The Talmud (Brachot 8a) relates that when they told Reb Yochanan that there were elderly people in Bavel, he was surprised, seeing as from the above posuk (verse) it is clear that longevity is restricted to "the land" which refers to Eretz Yisroel (the land of Israel), and not the Diaspora. But when they informed him that the elders of Bavel would arrive in shul (synagogue) early to daven (pray) each morning and stay there late into the evening, he understood that it was through their attachment to the shul that they merited old age.

The Kli Yakar points out that the question still remains. For when all's said and done, the Torah writes "on the land" etc., (referring to Eretz Yisroel) and the shuls of Bavel were not in Eretz Yisroel. And what is the significance of being in shul at early and late hours?
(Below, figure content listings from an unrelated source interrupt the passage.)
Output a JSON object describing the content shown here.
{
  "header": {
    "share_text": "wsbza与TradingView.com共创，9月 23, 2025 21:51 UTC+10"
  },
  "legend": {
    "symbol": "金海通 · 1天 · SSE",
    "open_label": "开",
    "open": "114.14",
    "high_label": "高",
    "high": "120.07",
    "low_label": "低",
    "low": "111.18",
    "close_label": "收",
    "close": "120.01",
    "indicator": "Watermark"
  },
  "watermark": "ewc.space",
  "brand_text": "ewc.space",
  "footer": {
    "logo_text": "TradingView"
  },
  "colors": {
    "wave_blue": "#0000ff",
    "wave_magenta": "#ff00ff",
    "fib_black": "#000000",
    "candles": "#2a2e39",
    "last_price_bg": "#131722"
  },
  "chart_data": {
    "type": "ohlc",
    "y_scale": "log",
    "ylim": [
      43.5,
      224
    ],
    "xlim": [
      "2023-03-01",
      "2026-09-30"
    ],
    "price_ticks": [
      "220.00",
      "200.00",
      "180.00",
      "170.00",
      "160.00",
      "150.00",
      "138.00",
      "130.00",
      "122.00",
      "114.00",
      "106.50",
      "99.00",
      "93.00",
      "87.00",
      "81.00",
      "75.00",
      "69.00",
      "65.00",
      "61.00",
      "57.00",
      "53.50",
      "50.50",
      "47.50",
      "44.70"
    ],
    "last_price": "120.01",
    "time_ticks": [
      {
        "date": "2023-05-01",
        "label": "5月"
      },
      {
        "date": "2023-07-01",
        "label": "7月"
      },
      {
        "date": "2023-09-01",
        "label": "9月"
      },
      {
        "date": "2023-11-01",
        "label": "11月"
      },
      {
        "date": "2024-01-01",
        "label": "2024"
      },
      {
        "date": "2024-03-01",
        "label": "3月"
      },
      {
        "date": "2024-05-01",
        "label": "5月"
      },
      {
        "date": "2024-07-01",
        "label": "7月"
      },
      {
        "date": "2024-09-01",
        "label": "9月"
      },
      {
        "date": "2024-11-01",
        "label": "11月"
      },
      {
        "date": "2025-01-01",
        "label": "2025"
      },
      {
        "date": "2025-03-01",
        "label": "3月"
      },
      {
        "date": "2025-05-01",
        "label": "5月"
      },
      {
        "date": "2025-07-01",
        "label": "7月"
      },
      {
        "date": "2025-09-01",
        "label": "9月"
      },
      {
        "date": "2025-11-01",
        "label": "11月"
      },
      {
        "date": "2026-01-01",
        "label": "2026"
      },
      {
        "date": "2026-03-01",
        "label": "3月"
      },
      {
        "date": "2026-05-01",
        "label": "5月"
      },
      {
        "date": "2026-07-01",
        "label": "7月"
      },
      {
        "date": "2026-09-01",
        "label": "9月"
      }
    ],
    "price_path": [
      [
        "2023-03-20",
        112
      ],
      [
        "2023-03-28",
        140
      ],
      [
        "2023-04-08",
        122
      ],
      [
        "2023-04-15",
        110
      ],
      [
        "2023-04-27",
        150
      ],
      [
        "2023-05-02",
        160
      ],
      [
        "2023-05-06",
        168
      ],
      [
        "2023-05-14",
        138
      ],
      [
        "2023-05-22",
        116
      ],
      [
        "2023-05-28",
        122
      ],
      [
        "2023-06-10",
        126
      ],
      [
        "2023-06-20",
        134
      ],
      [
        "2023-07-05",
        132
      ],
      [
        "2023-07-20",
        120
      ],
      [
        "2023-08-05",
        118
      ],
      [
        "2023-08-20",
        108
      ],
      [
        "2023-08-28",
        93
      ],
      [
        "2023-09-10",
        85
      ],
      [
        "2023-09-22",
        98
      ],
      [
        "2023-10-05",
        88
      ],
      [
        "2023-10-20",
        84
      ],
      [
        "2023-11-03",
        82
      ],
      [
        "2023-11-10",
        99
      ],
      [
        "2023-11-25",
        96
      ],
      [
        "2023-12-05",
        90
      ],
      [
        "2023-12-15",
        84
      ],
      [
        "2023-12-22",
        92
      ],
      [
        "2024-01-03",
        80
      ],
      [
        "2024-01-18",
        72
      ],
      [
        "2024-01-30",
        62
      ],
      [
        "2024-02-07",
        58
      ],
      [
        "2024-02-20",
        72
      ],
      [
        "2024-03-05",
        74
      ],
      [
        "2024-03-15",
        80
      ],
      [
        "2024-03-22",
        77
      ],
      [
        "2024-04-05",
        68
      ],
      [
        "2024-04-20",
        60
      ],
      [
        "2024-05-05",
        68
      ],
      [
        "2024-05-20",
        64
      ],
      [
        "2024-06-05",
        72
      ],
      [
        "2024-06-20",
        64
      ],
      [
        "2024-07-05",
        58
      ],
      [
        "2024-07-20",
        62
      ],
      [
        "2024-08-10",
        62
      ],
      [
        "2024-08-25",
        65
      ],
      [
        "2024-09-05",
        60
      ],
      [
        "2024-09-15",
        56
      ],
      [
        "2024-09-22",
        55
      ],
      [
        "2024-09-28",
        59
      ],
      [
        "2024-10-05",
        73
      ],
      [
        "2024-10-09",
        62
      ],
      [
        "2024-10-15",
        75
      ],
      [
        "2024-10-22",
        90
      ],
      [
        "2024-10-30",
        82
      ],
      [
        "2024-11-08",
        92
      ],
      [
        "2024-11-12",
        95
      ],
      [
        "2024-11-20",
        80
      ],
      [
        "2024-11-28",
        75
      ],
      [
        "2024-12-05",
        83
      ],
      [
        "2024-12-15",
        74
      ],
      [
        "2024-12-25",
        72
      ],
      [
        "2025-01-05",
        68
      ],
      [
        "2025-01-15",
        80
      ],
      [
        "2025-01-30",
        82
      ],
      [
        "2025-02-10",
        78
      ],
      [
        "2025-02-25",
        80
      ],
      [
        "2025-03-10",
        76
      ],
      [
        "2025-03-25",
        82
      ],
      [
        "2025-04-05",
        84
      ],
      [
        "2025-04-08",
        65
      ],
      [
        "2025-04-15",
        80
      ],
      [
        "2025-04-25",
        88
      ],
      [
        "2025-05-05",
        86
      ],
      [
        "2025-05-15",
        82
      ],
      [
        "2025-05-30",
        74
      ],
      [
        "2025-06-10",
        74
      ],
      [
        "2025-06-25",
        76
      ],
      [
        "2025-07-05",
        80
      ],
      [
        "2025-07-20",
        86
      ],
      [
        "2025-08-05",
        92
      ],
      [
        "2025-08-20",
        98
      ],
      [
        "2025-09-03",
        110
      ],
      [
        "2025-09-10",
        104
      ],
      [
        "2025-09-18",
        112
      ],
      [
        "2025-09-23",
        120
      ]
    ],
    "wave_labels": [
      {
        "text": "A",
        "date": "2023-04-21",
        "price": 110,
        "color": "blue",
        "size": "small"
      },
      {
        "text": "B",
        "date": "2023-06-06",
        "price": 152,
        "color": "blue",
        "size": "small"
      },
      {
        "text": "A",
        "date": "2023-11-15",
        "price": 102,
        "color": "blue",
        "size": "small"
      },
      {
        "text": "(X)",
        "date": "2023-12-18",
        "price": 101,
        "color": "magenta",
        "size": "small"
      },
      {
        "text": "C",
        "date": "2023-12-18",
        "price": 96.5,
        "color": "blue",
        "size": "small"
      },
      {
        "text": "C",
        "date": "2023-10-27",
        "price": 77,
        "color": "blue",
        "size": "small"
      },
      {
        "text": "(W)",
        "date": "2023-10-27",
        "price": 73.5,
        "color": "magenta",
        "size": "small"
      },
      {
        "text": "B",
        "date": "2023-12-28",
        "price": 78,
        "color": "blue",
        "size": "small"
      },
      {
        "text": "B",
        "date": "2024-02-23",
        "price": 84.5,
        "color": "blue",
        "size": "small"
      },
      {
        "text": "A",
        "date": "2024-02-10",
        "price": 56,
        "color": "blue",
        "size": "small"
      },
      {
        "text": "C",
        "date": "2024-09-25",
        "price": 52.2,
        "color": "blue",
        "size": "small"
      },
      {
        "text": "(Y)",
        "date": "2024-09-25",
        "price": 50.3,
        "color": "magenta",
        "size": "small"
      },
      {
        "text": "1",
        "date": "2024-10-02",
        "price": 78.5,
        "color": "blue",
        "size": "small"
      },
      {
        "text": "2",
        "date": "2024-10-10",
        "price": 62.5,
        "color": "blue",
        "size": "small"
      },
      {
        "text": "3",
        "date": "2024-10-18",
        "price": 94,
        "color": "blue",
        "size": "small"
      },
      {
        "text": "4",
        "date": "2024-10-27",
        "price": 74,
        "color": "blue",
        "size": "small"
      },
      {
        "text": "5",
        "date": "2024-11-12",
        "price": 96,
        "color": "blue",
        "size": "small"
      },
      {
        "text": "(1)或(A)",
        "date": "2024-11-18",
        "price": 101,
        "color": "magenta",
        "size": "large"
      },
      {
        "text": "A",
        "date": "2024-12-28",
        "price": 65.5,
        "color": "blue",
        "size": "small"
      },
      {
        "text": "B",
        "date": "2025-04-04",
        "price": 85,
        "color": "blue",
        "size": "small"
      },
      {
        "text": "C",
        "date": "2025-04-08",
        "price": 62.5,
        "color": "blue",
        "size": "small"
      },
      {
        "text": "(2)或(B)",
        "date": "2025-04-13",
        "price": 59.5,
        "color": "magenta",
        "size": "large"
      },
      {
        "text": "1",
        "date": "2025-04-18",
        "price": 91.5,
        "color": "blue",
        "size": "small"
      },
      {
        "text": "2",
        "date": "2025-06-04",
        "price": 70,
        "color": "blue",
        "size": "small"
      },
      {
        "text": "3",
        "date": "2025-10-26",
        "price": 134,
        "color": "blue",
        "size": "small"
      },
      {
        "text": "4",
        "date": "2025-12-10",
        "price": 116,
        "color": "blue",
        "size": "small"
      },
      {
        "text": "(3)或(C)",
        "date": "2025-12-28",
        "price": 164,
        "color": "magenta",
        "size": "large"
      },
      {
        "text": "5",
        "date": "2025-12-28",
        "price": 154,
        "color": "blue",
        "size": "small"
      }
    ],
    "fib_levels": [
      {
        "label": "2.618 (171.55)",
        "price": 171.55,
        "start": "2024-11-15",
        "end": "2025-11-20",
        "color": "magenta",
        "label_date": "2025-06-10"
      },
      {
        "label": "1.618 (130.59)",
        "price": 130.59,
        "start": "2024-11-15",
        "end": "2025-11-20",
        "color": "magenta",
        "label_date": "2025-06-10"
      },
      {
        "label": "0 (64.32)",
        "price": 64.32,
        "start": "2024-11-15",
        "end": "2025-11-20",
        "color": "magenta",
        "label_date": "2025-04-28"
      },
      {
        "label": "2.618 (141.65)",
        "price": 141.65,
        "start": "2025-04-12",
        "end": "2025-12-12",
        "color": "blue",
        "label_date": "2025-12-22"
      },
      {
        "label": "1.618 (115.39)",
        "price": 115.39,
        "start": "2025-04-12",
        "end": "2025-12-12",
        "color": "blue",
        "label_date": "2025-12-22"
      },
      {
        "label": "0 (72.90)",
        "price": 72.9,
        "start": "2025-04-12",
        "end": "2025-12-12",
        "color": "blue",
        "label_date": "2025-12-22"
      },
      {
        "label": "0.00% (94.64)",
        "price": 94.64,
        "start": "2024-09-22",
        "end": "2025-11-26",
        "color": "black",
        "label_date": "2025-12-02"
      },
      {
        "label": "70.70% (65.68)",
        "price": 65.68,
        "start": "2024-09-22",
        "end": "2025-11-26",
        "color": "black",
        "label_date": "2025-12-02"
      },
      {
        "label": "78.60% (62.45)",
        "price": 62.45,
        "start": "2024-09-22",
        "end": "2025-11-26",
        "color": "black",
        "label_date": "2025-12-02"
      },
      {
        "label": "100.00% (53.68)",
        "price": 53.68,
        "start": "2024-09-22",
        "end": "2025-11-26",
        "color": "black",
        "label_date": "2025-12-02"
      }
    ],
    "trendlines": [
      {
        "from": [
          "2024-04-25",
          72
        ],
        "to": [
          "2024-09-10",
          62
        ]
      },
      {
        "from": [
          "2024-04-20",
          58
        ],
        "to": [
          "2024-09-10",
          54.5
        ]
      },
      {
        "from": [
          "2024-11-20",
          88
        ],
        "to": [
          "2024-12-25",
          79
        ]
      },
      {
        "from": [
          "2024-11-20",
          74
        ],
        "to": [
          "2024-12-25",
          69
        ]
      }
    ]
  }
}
The Kli Yakar answers this question with a Talmud in Megilah (29a), which states that every shul is an integral part of Eretz Yisroel. The Talmud quotes Reb Eliezer, who says that the shuls in Bavel will one day be relocated to Eretz Yisroel. In that case, concludes the Kli Yakar, it is correct to refer to them as part of Eretz Yisroel, and a Jew who davens in shul is actually standing in the Holy Land. Those people who lived in the shul, so to speak, and who grow old, are people who are growing old in Eretz Yisroel.

One of the miracles that will occur during the final redemption is that all shuls and batei midrash (houses of study) will be flown to Eretz Yisroel.

The Chofetz Chaim (Rabbi Yisroel Meir HaKohain Kagan of Radin; 1838-1933) took this literally, as recounted by a Jew who lived in a small town where the shul had no floor, just a wooden frame built directly on the ground. Distraught by this lack of respect, the Chofetz Chaim came to the town, gathered the people and gave the following drasha (speech).

"Chazal (our Sages) tell us that all the shuls of the Diaspora will be brought to Eretz Yisroel when Moshiach comes. What for? Do you think just the empty building will be taken? Of course not. All the people that daven in that shul will be assembled there, and the building with all its congregants will be lifted up and carried to Eretz Yisroel. But if there is no floor, the building will go, while its congregants will be left behind!"

Needless to say, the effect was electrifying, and the people fixed up the shul with lightning speed.

Thus, the Kli Yakar concludes, whoever rises early to go to shul and stays in shul late gives more honor to the house of Hashem. Therefore Hashem "prolongs his days ... on the land" because it is as if he spends the best part of his days in Eretz Yisroel.